I was reading an article, about the invariant subspace problem. The statement of the problem is as follows:
Given an $n$-dimensional Hilbert Space (or complex Banach Space) $\mathcal{H}^n$, does every bounded linear operator $T \in L(\mathcal{H}^n, \mathcal{H}^n)$, that is, $T : \mathcal{H}^n \to \mathcal{H}^n$, have a non-trivial closed $T$-invariant subspace? i.e. a closed linear subspace $\Omega \subset \mathcal{H}^n$ such that $\Omega$ is not $\{0\}$ or $\mathcal{H}^n$ with $T(\Omega) \subseteq \Omega$.
Various special cases have been proven, such as the trivial case of non-zero finite-dimensional vector spaces, as every linear operator admits an eigenspace; the generalized case, however, has yet to be proven.
The author notes that a non-separable Hilbert Space $\mathcal{H}$ has an invariant subspace for $T \in L(\mathcal{H},\mathcal{H})$ if one considers $x \in \mathcal{H}$, the supspace generated by the orbit, $\mathcal{M}_x = \operatorname{span}\{T^nx \}_{n \in \mathbb{N}}$. Where, however, does this use the assumption that $\mathcal{H}$ has an uncountable basis?
The space $\mathcal{M}_x$ is always $T$-invariant, whether $\mathcal{H}$ is separable or not. However, if $\mathcal{H}$ is separable then we may have $\mathcal{M}_x = \mathcal{H}$, so it isn't a nontrivial invariant subspace.
For example, take $\mathcal{H} = \ell^2(\mathbb{N})$ with its usual orthonormal basis $\{e_1, e_2, \dots\}$, and let $T$ be defined by $T e_n = e_1 + e_{n+1}$. Then if $x = e_1$, we have $T^n x = e_{n+1}$, so $\mathcal{M}_x = \operatorname{cl}(\operatorname{span}\{e_1, e_2, \dots\}) = \mathcal{H}$.
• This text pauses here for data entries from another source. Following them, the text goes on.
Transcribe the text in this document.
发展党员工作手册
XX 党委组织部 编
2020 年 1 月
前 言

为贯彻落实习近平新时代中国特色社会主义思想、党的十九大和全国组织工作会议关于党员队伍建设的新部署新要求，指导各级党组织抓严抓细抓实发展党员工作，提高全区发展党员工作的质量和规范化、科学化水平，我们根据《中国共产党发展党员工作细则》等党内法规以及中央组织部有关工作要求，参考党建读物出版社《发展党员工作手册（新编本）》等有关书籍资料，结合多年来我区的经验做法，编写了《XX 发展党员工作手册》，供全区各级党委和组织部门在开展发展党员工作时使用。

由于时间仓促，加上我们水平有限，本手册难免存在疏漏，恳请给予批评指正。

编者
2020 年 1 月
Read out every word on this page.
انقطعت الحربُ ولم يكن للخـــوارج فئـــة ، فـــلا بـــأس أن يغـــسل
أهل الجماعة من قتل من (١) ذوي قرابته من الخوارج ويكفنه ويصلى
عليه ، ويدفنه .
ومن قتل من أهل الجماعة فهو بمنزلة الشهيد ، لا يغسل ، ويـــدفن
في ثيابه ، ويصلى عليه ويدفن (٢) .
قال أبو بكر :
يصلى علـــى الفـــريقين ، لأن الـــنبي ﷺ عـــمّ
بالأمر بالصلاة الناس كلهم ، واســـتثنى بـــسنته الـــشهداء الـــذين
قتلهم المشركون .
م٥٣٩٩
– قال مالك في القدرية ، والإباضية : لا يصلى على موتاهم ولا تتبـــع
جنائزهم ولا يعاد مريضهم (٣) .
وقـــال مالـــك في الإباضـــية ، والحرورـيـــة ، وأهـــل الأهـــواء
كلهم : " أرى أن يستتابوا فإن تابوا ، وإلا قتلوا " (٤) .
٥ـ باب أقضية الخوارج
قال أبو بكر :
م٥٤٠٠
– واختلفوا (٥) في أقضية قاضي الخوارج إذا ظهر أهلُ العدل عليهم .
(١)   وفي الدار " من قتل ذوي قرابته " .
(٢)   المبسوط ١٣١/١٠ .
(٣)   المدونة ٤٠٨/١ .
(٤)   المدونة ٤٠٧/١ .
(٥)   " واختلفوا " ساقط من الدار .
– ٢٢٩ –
(Edit: In that example, I was thinking of $\mathcal{M}_x$ including $x$ itself, i.e. starting with $T^0 x$, but I just noticed that was not assumed. This $T$ can't work if $x$ is not included because its range is not dense. If I think of a better example I'll add it. Perhaps something like the left shift $T^*$ with $x$ something like $x = \sum \frac{1}{n} e_n$.)
Since $\mathcal{M}_x$ is always separable, if $\mathcal{H}$ is not separable then we indeed have $\mathcal{M}_x \subsetneq \mathcal{H}$ which is what we want.